さて、ナガソネさんの店の前に来れば店は閉まっていたのであった。

しかし斬鉄さんが言うには勝手に入ってもいいとの事。

なんでもこの店とは懇意にしているそうで勝手に入ってもいいと言われている。

そういう事なので早速入ってみれば、店の奥から声がする


「いやー、ナガソネさん、美人なうえに鍛冶姿も素敵っすね! 何かそういう仕事とかしてるんすか?」

「いや、見様見真似だよ、一応調べたりはしてるけどね」

「それでここまで出来るってのはいわゆる天才って奴っすね! 俺ますます惚れちゃいそっすよ」

「あたしに惚れたら火傷するよ、もっといい娘を探すんだね」

「美女と付き合えるなら、火傷だろうと何だろうと、もうなんのそのですよ」


 何やら魔物の素材を叩くナガソネさんとそれを見て質問したり褒めたりと忙しそうなソーヤーがいた、サクはそれを気にせず、新しい剣を貰いご満悦といった感じ。
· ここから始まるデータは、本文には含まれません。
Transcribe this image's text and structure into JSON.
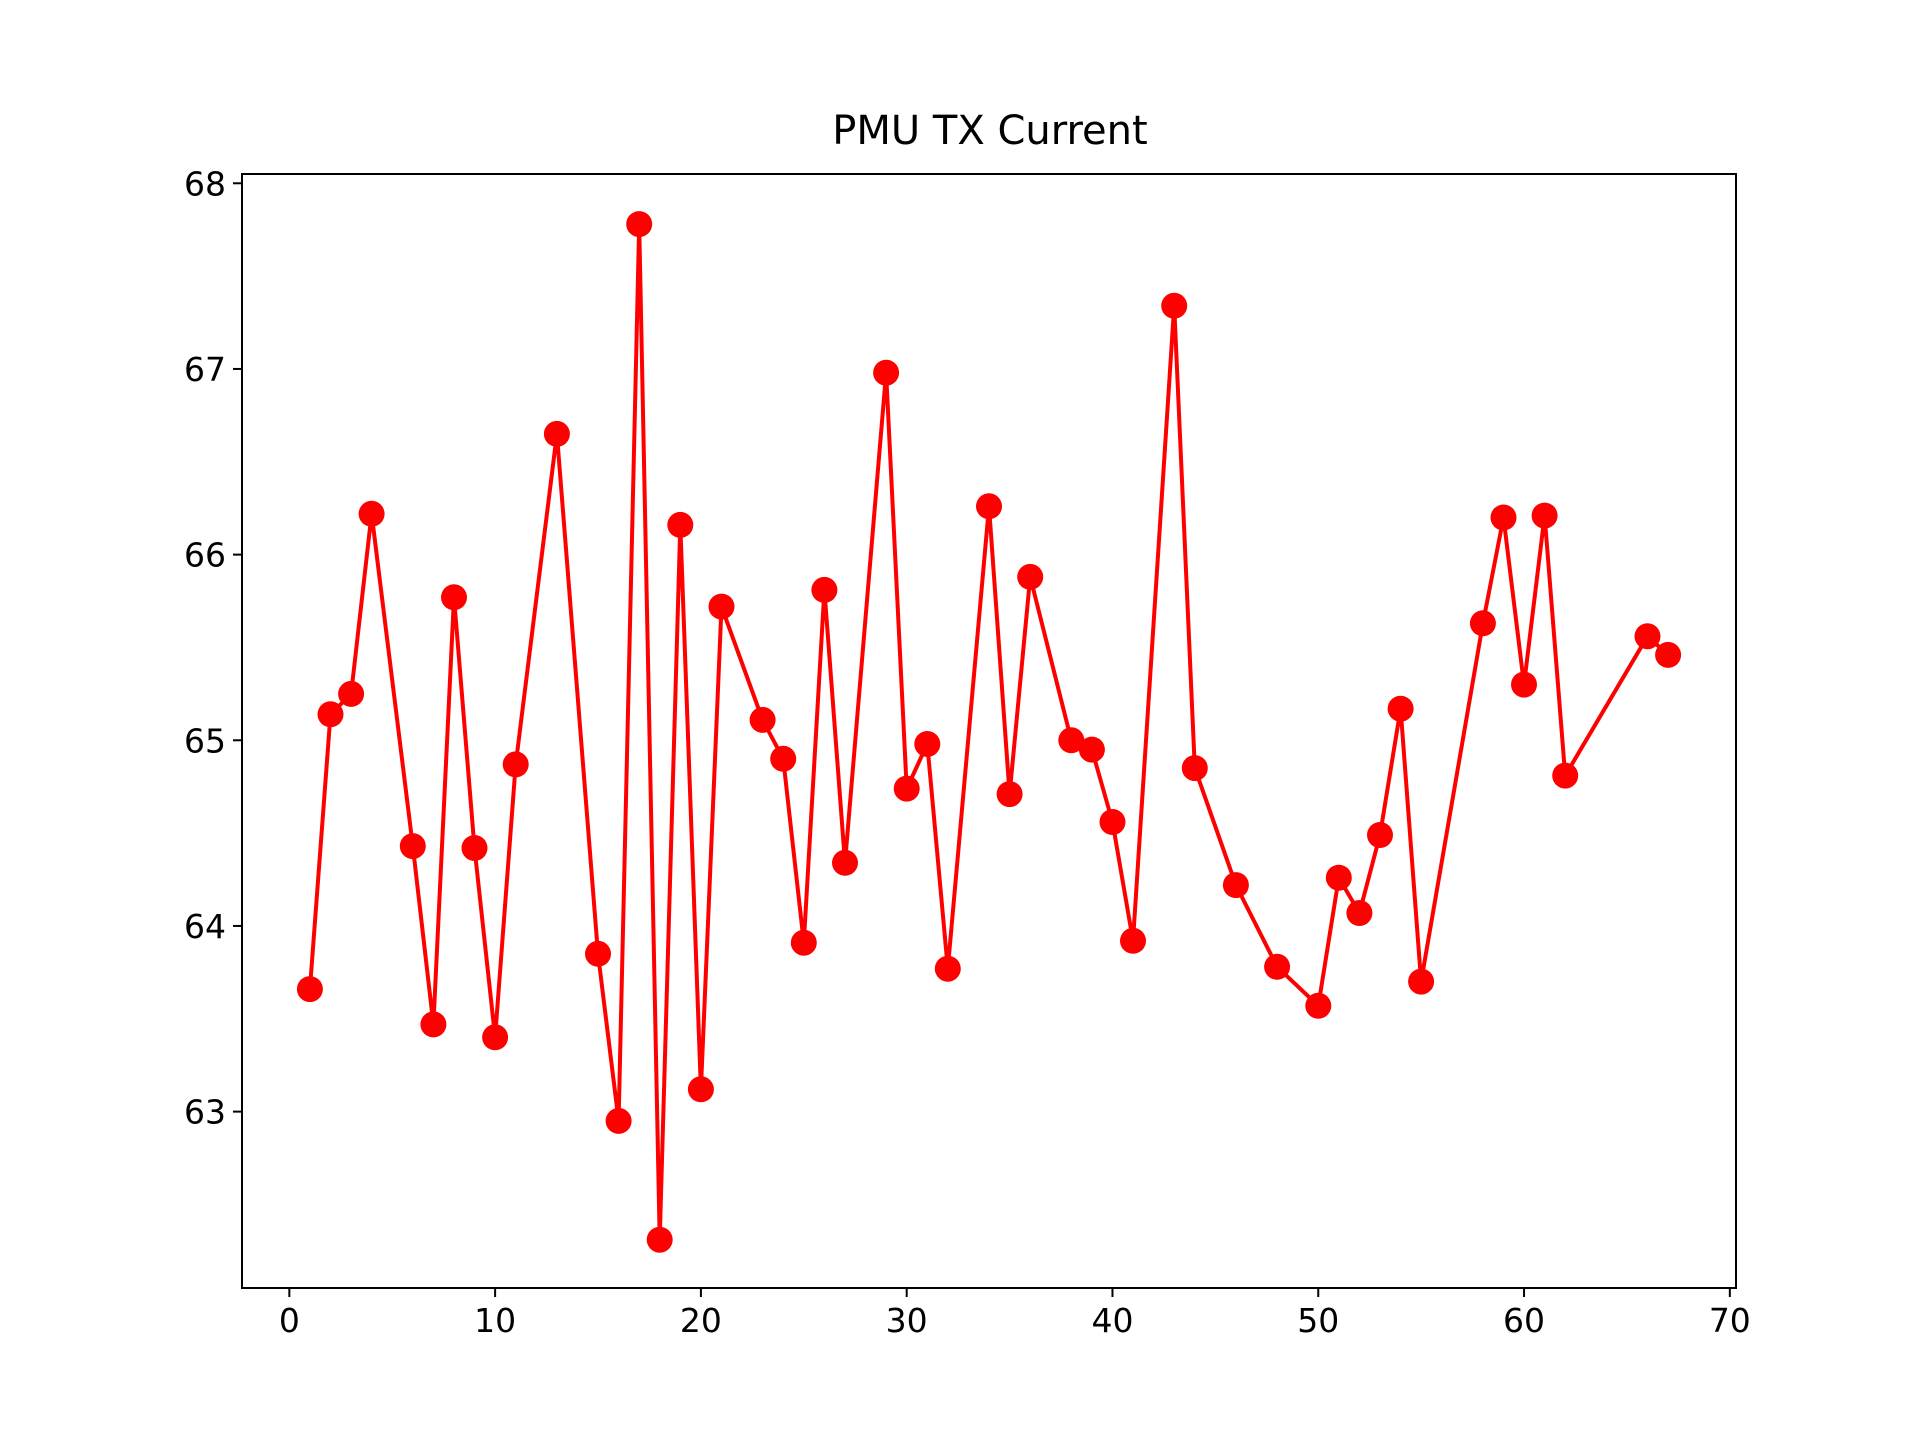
{
  "chart_data": {
    "type": "line",
    "title": "PMU TX Current",
    "xlabel": "",
    "ylabel": "",
    "xlim": [
      -2.3,
      70.3
    ],
    "ylim": [
      62.05,
      68.05
    ],
    "xticks": [
      0,
      10,
      20,
      30,
      40,
      50,
      60,
      70
    ],
    "yticks": [
      63,
      64,
      65,
      66,
      67,
      68
    ],
    "grid": false,
    "legend": "none",
    "line_color": "#ff0000",
    "marker": "circle",
    "series": [
      {
        "x": [
          1,
          2,
          3,
          4,
          6,
          7,
          8,
          9,
          10,
          11,
          13,
          15,
          16,
          17,
          18,
          19,
          20,
          21,
          23,
          24,
          25,
          26,
          27,
          29,
          30,
          31,
          32,
          34,
          35,
          36,
          38,
          39,
          40,
          41,
          43,
          44,
          46,
          48,
          50,
          51,
          52,
          53,
          54,
          55,
          58,
          59,
          60,
          61,
          62,
          66,
          67
        ],
        "y": [
          63.66,
          65.14,
          65.25,
          66.22,
          64.43,
          63.47,
          65.77,
          64.42,
          63.4,
          64.87,
          66.65,
          63.85,
          62.95,
          67.78,
          62.31,
          66.16,
          63.12,
          65.72,
          65.11,
          64.9,
          63.91,
          65.81,
          64.34,
          66.98,
          64.74,
          64.98,
          63.77,
          66.26,
          64.71,
          65.88,
          65.0,
          64.95,
          64.56,
          63.92,
          67.34,
          64.85,
          64.22,
          63.78,
          63.57,
          64.26,
          64.07,
          64.49,
          65.17,
          63.7,
          65.63,
          66.2,
          65.3,
          66.21,
          64.81,
          65.56,
          65.46
        ]
      }
    ]
  }
}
「やぁ、じゃじゃ馬おてんば姫、新しい剣はよっぽど気に入ったご様子で」

「ひゃっ!? コージィねその呼び方はやめなさいって言ってるでしょう」

「はいはい、で、アレは何かな」

「見てのとおりよ、この店に来てからあんな感じ、気を引くのに夢中って感じ

それよりも、どうよこのブロードソード、前の剣とは段違いの威力よ」


 剣を振り回し自慢をするサク、うん、年頃の乙女が武器で喜ぶのはどうかと思う。

まぁ、本人がそれでいいならそれでいいか。


「ソーヤー殿もよもやナガソネ殿にお世話になっていたとは」

「げぇっ!? なんでこの坊主頭がここにいるんだ!」

「コージィ殿に頼みここに参った次第、拙者も盗賊を名乗る身、盗賊としての在り方を学ばせていただけぬだろうか、この通り!」


 斬鉄さんは見事な最敬礼でソーヤーと行動を共にしたいと願う。

野郎の仲間かと一瞬ソーヤーは渋ったが、斬鉄さんは膝をついて土下座を始めようとした。さすがにそこまでされたら仲間にしないとか言えない、すぐに辞めさせると結局仲間にすることを承諾するのだった、しかし本当に時代錯誤な人である。

どうしてなのか聞いてみた所、時代劇が好きだそうで、こうした言葉遣いを意図的にしてるという落ちであった。